How are incumbent banks responding to these challenges?

Banks are figuring out a number of ways to handle the threats from their digital competitors. The most common strategy is to drastically increase investments in new technologies. But this strategy does not seem to be working very well. Banks are bogged down by legacy technology infrastructure, not quite amenable for modernization.

Some banks are taking the route of setting up completely new digital subsidiaries. Examples of this are the digital bank with a brand name, Marcus by Goldman Sachs and the impending launch of a digital bank by JP Morgan Chase. And a few others are setting up fintech accelerators and incubators. The idea is to take over the successful startups.

Another common strategy is to partner with fintechs, but this idea doesn’t seem to be very successful.

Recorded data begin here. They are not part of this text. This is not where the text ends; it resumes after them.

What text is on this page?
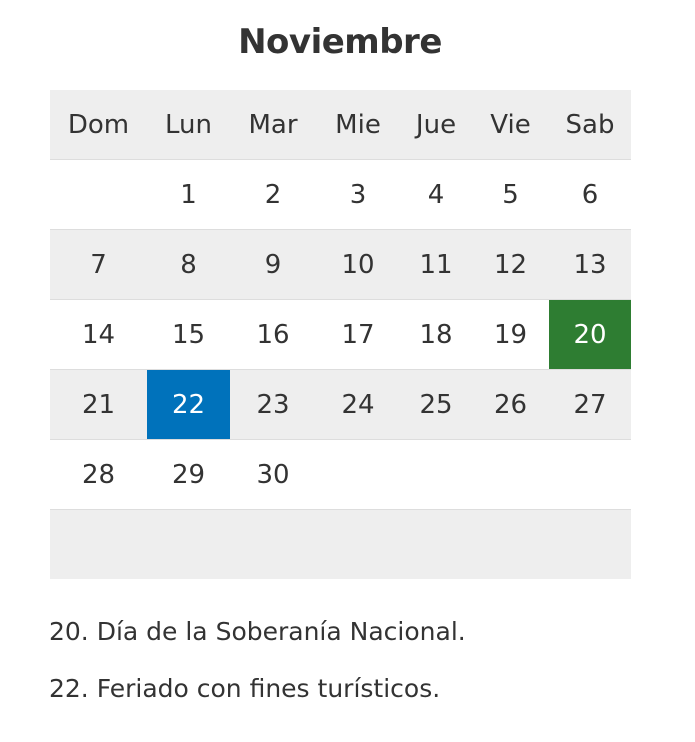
Noviembre
Dom	Lun	Mar	Mie	Jue	Vie	Sab
	1	2	3	4	5	6
7	8	9	10	11	12	13
14	15	16	17	18	19	20
21	22	23	24	25	26	27
28	29	30				

20. Día de la Soberanía Nacional.
22. Feriado con fines turísticos.
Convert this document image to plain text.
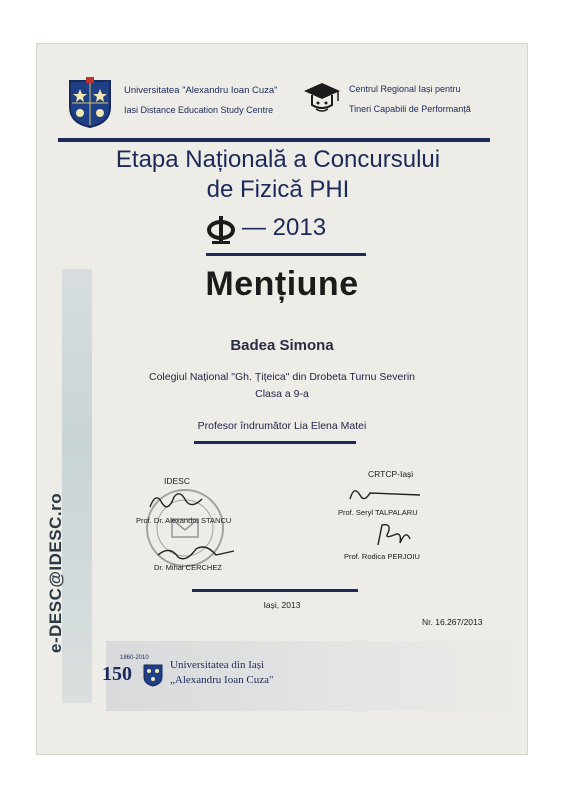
Universitatea "Alexandru Ioan Cuza"
Iasi Distance Education Study Centre
Centrul Regional Iași pentru
Tineri Capabili de Performanță
Etapa Națională a Concursului
de Fizică PHI
— 2013
Mențiune
Badea Simona
Colegiul Național "Gh. Țițeica" din Drobeta Turnu Severin
Clasa a 9-a
Profesor îndrumător Lia Elena Matei
IDESC
CRTCP-Iași
Prof. Dr. Alexandru STANCU
Dr. Mihai CERCHEZ
Prof. Seryl TALPALARU
Prof. Rodica PERJOIU
Iași, 2013
Nr. 16.267/2013
e-DESC@IDESC.ro
1860-2010
150	Universitatea din Iași
„Alexandru Ioan Cuza"
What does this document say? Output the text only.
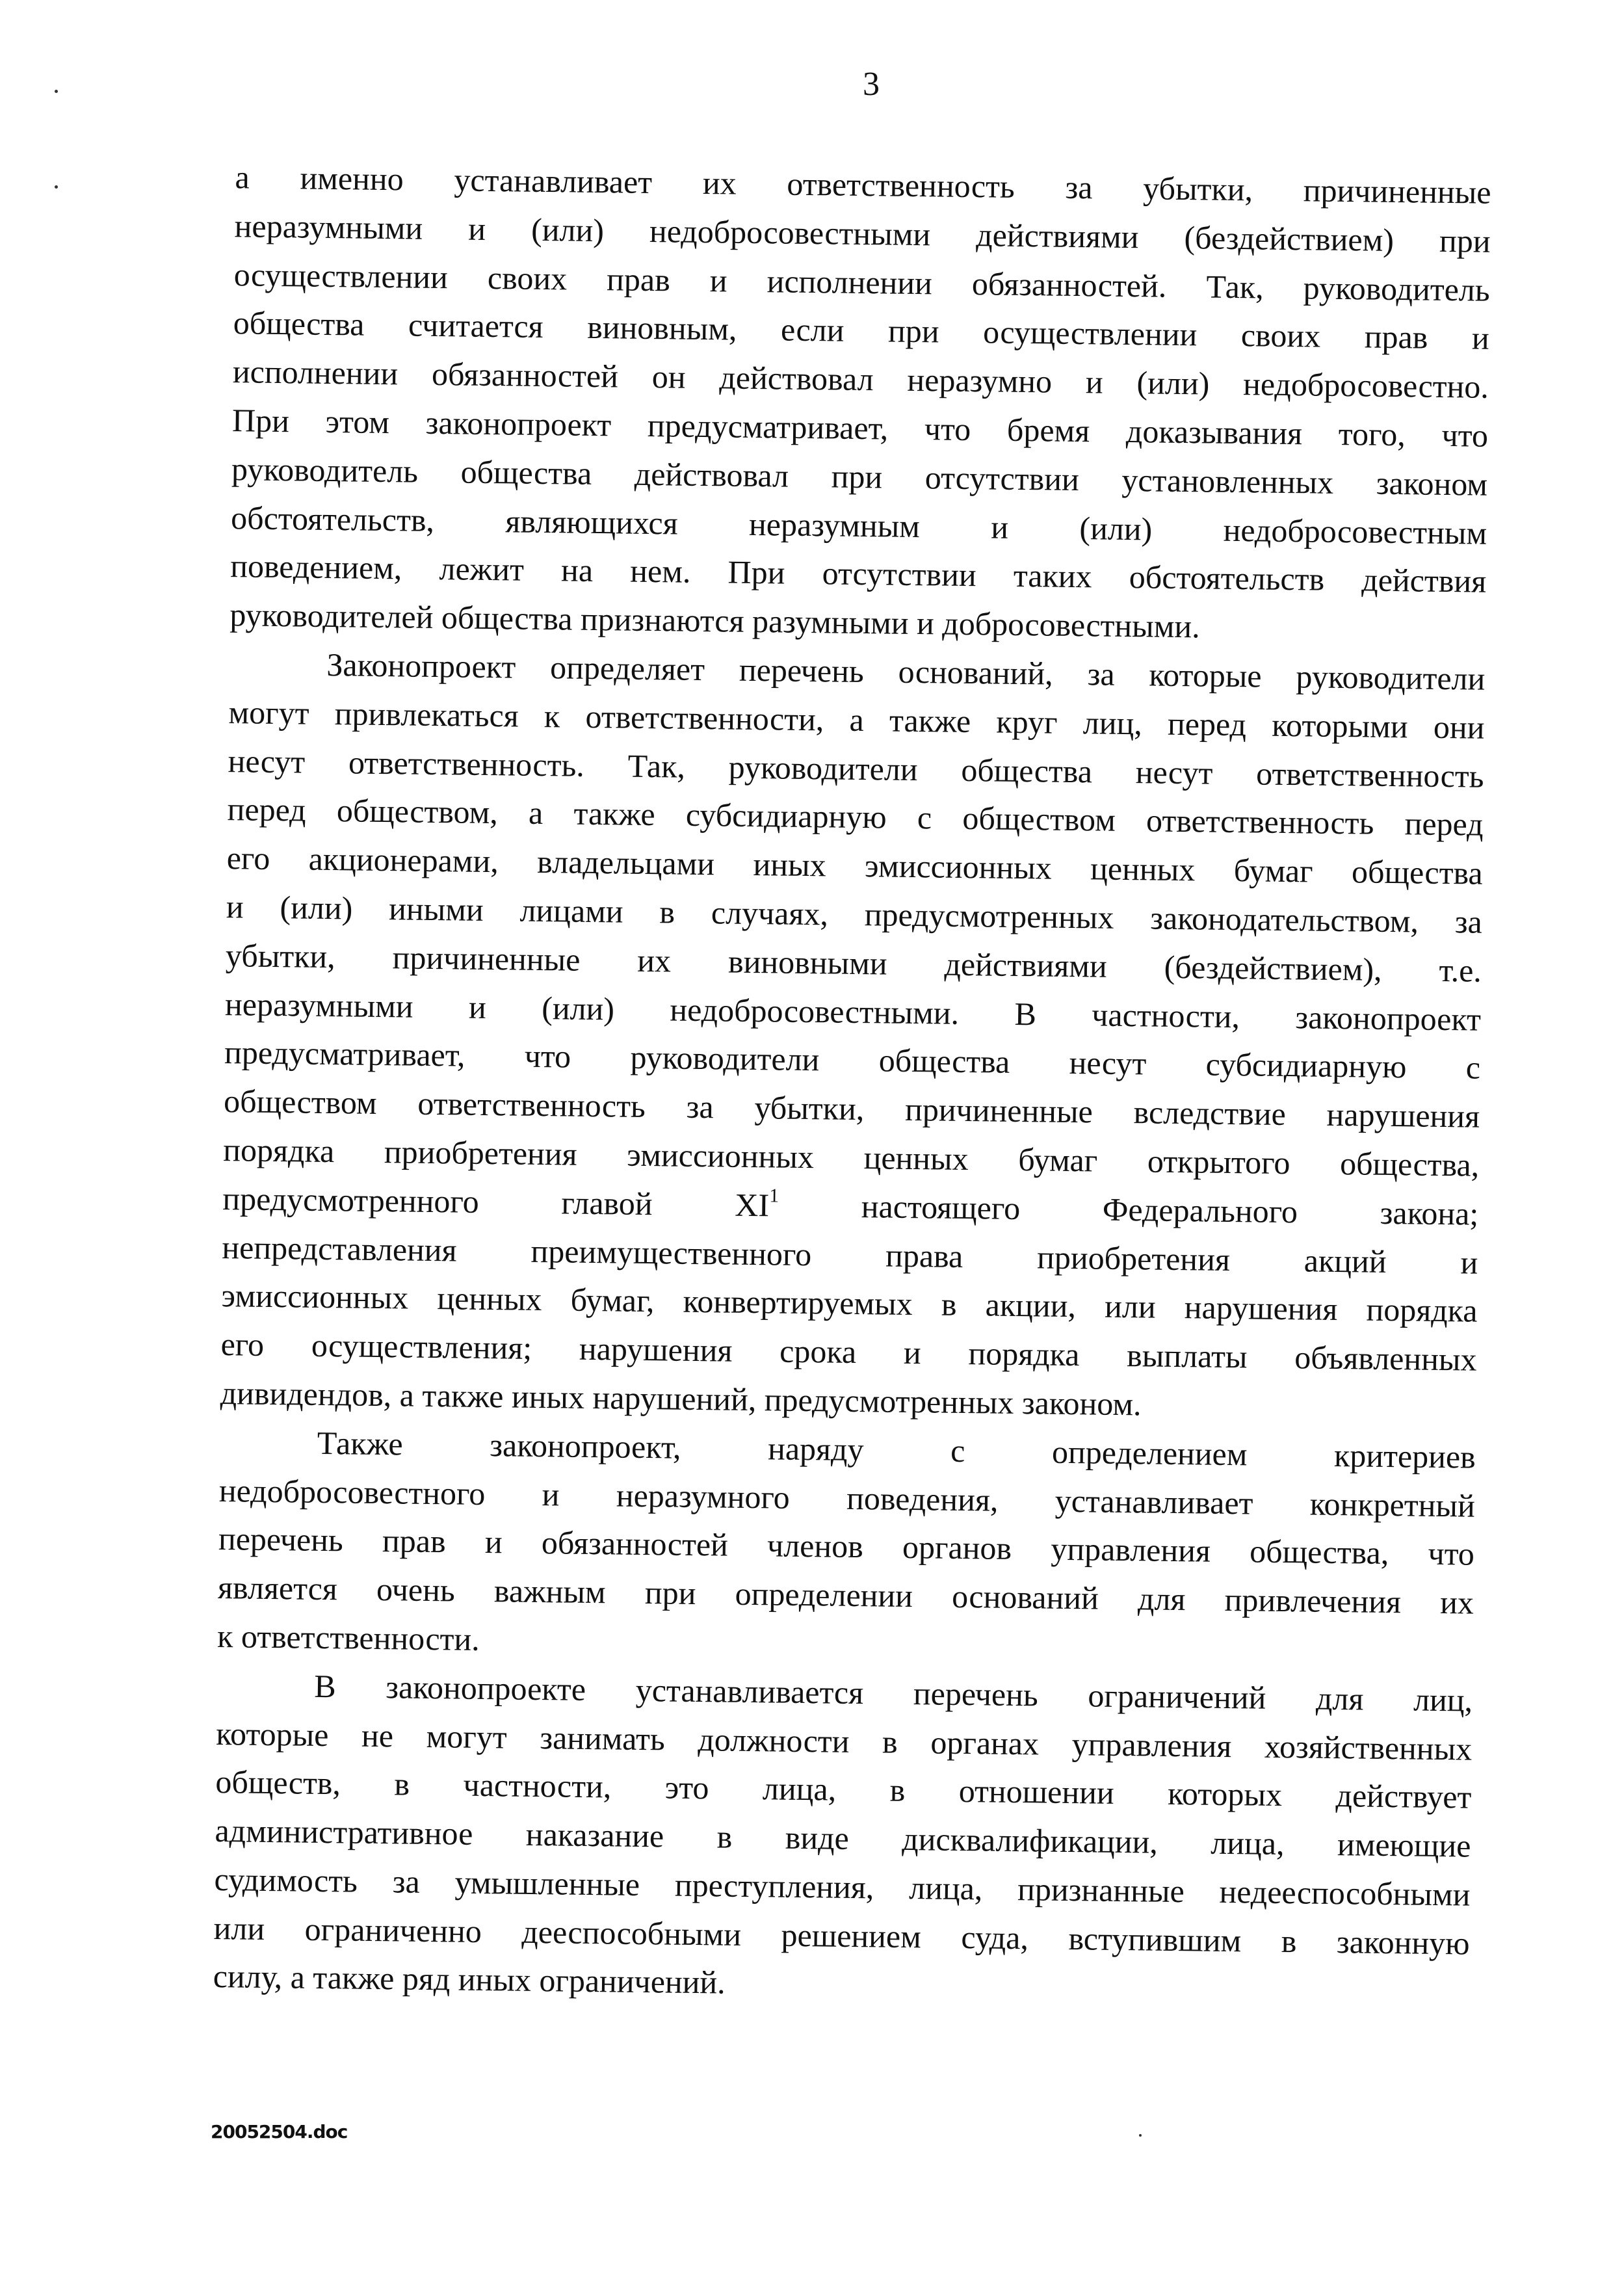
3
а именно устанавливает их ответственность за убытки, причиненные
неразумными и (или) недобросовестными действиями (бездействием) при
осуществлении своих прав и исполнении обязанностей. Так, руководитель
общества считается виновным, если при осуществлении своих прав и
исполнении обязанностей он действовал неразумно и (или) недобросовестно.
При этом законопроект предусматривает, что бремя доказывания того, что
руководитель общества действовал при отсутствии установленных законом
обстоятельств, являющихся неразумным и (или) недобросовестным
поведением, лежит на нем. При отсутствии таких обстоятельств действия
руководителей общества признаются разумными и добросовестными.
Законопроект определяет перечень оснований, за которые руководители
могут привлекаться к ответственности, а также круг лиц, перед которыми они
несут ответственность. Так, руководители общества несут ответственность
перед обществом, а также субсидиарную с обществом ответственность перед
его акционерами, владельцами иных эмиссионных ценных бумаг общества
и (или) иными лицами в случаях, предусмотренных законодательством, за
убытки, причиненные их виновными действиями (бездействием), т.е.
неразумными и (или) недобросовестными. В частности, законопроект
предусматривает, что руководители общества несут субсидиарную с
обществом ответственность за убытки, причиненные вследствие нарушения
порядка приобретения эмиссионных ценных бумаг открытого общества,
предусмотренного	главой	$XI^1$	настоящего	Федерального	закона;
непредставления преимущественного права приобретения акций и
эмиссионных ценных бумаг, конвертируемых в акции, или нарушения порядка
его осуществления; нарушения срока и порядка выплаты объявленных
дивидендов, а также иных нарушений, предусмотренных законом.
Также законопроект, наряду с определением критериев
недобросовестного и неразумного поведения, устанавливает конкретный
перечень прав и обязанностей членов органов управления общества, что
является очень важным при определении оснований для привлечения их
к ответственности.
В законопроекте устанавливается перечень ограничений для лиц,
которые не могут занимать должности в органах управления хозяйственных
обществ, в частности, это лица, в отношении которых действует
административное наказание в виде дисквалификации, лица, имеющие
судимость за умышленные преступления, лица, признанные недееспособными
или ограниченно дееспособными решением суда, вступившим в законную
силу, а также ряд иных ограничений.
20052504.doc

So, at this point, the incumbents are still figuring out the right next-moves.

Conclusion

As you might have guessed, physical banking will be a thing of the past. And to survive, traditional banks will have to morph into digital entities while retaining their brand values built over a long time. What about the neobanks? They have the arduous task of building trustworthy brands, creating a broader product range and also diversifying their customer bases. And the fintechs may have to merge to offer a wide range of services to several customer segments and achieve scale.

But the most formidable competitors of the lot are the large tech firms. To become clear winners, they have to learn to navigate the regulatory maze. And in the long run, when crypto becomes mainstream, DeFi protocols may emerge as significant players.